Mit dem heißen Eisen der sexuellen Enthaltsamkeit beschäftigt sich das III. Kapitel. Hier stellt White wohltuend die Ehe als den Rahmen für sexuelle Beziehungen vor. Er wendet sich deutlich gegen moderne Stimmen wie Siegfried Zimmer, die das Warten auf Sex bis zur Ehe als pervers bezeichnen (S. 73). Mit Beleg auf verschiedene Studien begründet White, dass die Ehe als Schutzzone und Sexualität in der Ehe nach wie vor das (biblische) Ideal darstellt. Interessant sind auch die Ausführungen des Autors zur „Reinheit statt Jungfräulichkeit“ (S. 92ff.), wobei White die Jungfrauschaft als Ideal wohl hätte deutlicher hervorheben können – die Bibel benutzt schließlich auch dieses Ideal (z.B. 2 Kor 11,2).
Kapitel IV befasst sich mit der Bedeutung der sexuellen Beziehung in der Ehe. Treffend stellt White fest, dass Geschlechtlichkeit tief in der menschlichen Persönlichkeit verankert ist und aus biblischer Sicht kein gesellschaftliches Konstrukt ist (S. 106). Leider irritiert White hier die „konservativen“ Christen mit seiner unklaren Position zur christlichen Haustafel nach Eph 5,22ff. (S. 115). Dass „sich unterordnen“ lediglich „Achtung und Respekt entgegenbringen“ bedeuten soll (S. 119), ist unzureichend. Es geht hier wie in vielen anderen Bibelstellen um eine stellungsgemäße Unterordnung, wobei der Mann von Gott her das Haupt ist (1 Kor 11,3; siehe auch 1 Petr 3,5ff.).
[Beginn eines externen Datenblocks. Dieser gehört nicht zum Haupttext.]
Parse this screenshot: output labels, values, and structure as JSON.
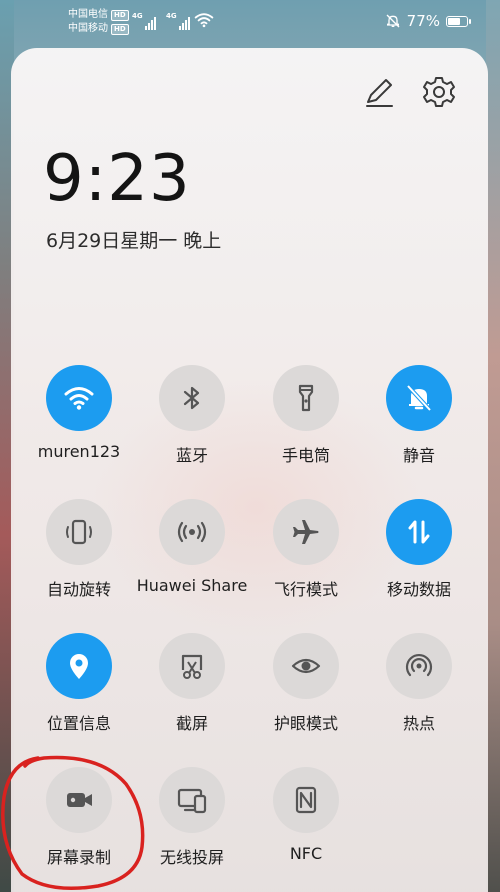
{
  "status_bar": {
    "carrier1": "中国电信",
    "carrier2": "中国移动",
    "hd_badge": "HD",
    "net1": "4G",
    "net2": "4G",
    "battery_percent": "77%",
    "battery_level": 0.77
  },
  "panel": {
    "time": "9:23",
    "date": "6月29日星期一 晚上"
  },
  "tiles": [
    {
      "label": "muren123",
      "icon": "wifi-icon",
      "on": true
    },
    {
      "label": "蓝牙",
      "icon": "bluetooth-icon",
      "on": false
    },
    {
      "label": "手电筒",
      "icon": "flashlight-icon",
      "on": false
    },
    {
      "label": "静音",
      "icon": "bell-muted-icon",
      "on": true
    },
    {
      "label": "自动旋转",
      "icon": "auto-rotate-icon",
      "on": false
    },
    {
      "label": "Huawei Share",
      "icon": "huawei-share-icon",
      "on": false
    },
    {
      "label": "飞行模式",
      "icon": "airplane-icon",
      "on": false
    },
    {
      "label": "移动数据",
      "icon": "mobile-data-icon",
      "on": true
    },
    {
      "label": "位置信息",
      "icon": "location-icon",
      "on": true
    },
    {
      "label": "截屏",
      "icon": "screenshot-icon",
      "on": false
    },
    {
      "label": "护眼模式",
      "icon": "eye-icon",
      "on": false
    },
    {
      "label": "热点",
      "icon": "hotspot-icon",
      "on": false
    },
    {
      "label": "屏幕录制",
      "icon": "screen-record-icon",
      "on": false
    },
    {
      "label": "无线投屏",
      "icon": "wireless-projection-icon",
      "on": false
    },
    {
      "label": "NFC",
      "icon": "nfc-icon",
      "on": false
    }
  ],
  "colors": {
    "accent_on": "#1c9cf0",
    "tile_off": "#dcd9d8",
    "annotation": "#d9221f"
  }
}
Im V. und letzten Kapitel des ersten Teils geht White auf die Notwendigkeit der Heiligung auch im Bereich der Sexualität ein. Jeden Mann sollten seine Ausführungen zur Pornografie und der damit verbundenen Abwertung der Frau ansprechen (S. 127). Deplatziert wirkt jedoch die Werbung Whites für die sog. Center Churches (S. 132ff.), deren Struktur er als einzig tragfähiges Modell in einer nachchristlichen Gesellschaft bewertet. Hier wären einige Rückfragen zu stellen, die allerdings den Rahmen dieser Rezension sprengen würden.
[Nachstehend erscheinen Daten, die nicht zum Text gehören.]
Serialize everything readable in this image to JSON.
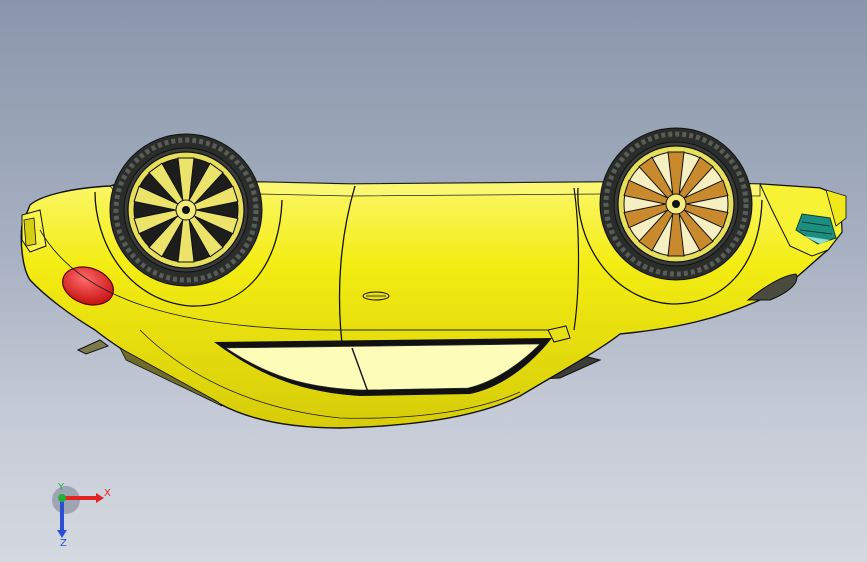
{
  "viewport": {
    "background_top": "#8996ab",
    "background_bottom": "#d4d8e0"
  },
  "model": {
    "body_color": "#f3ec12",
    "body_highlight": "#fbf76a",
    "body_shadow": "#b7ad05",
    "window_color": "#fdfcb8",
    "tail_light_color": "#e11616",
    "vent_color": "#1d8f80",
    "tire_color": "#2b2d2b",
    "rim_color": "#e7df5a",
    "rim_accent_color": "#c88a2c"
  },
  "triad": {
    "x_label": "X",
    "y_label": "Y",
    "z_label": "Z",
    "x_color": "#e02424",
    "y_color": "#22b03a",
    "z_color": "#2a4fd6"
  }
}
Das VI. Kapitel beschäftigt sich mit dem Singlesein als der ersten von drei näher beschriebenen Herausforderungen. An der These Whites, dass Gemeinden familienzentriert sind und ungewollt den Eindruck vermitteln, „dass man nur jemand ist, wenn man verheiratet ist“ (S. 153) ist wohl viel Wahres dran. Die Vorschläge, wie man Singles einbeziehen kann, sind bedenkenswert und gut. Leider irritiert auch hier White mit Aussagen zu einer früheren Ehe von Paulus (S. 147f.; die Argumente dafür sind insgesamt recht dürftig) sowie zur Masturbation. Sofern man sich nicht „dabei allzu viel“ vorstelle, sei aus biblischer Sicht nichts gegen sie einzuwenden (S. 158f.). Die Argumentation wirkt hier hemdsärmelig (ist „nicht allzu viel“ Sünde dann gut??) und wegen der konstruierten Trennung von Fantasie und „Technik“ weltfremd.
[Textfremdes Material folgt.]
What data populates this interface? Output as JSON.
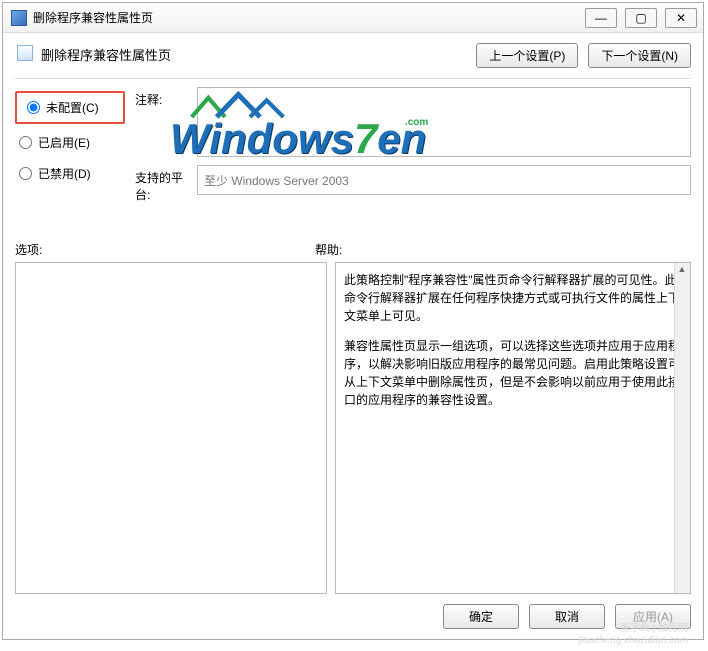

Scheidung und Wiederheirat bilden das Thema des VII. Kapitels. Der Autor setzt sich hier mit den wichtigsten Bibelstellen des AT und NT auseinander und kommt zu dem Ergebnis, dass Scheidung bei Ehebruch möglich ist: „Für Jesus ist jedenfalls klar: Ehescheidung ist einem oder einer Verheirateten nur gestattet, wenn seine Frau oder ihr Mann Ehebruch begangen hat“ (S. 171). Ehebruch umfasse nach Paulus mit Blick auf 2 Mo 21,10f. nicht nur den sog. Seitensprung, sondern „auch (…), wenn man die Pflichten, die ein Ehebund mit sich zieht, grob vernachlässigt“ (S. 175), z.B. durch die Verweigerung der sexuellen Beziehung oder die Vorenthaltung von Nahrung und Kleidung (ebd.).
White verschweigt hier leider, dass Mt 5,32 und 19,9 nicht moicheia als das allgemein übliche griechische Wort für Ehebruch verwenden, sondern porneia (Unzucht, Hurerei). Er erkennt deshalb auch nicht, dass die Elberfelder Übersetzung wohl nicht ohne Grund „den griechischen Begriff mit dem altmodischen und leicht missverständlichen Begriff „Hurerei““ (S. 169) übersetzt hat. Davon ausgehend argumentieren verschiedene Bibelausleger (z.B. John Piper, Carl Laney, Abel Isaksson, Gordon Wenham), dass Ehebruch als Scheidungsgrund biblisch nicht legitimiert ist.
Leider fehlt in diesem Kapitel auch eine explizite Auseinandersetzung mit der Frage, wie sich die biblische Ethik dazu positioniert, wenn der/die Gläubige „Opfer“ des Ehebruchs von dem ungläubigen Partner geworden ist. Auch eine Besprechung von 1 Petr 3,1ff. wäre sinnvoll gewesen.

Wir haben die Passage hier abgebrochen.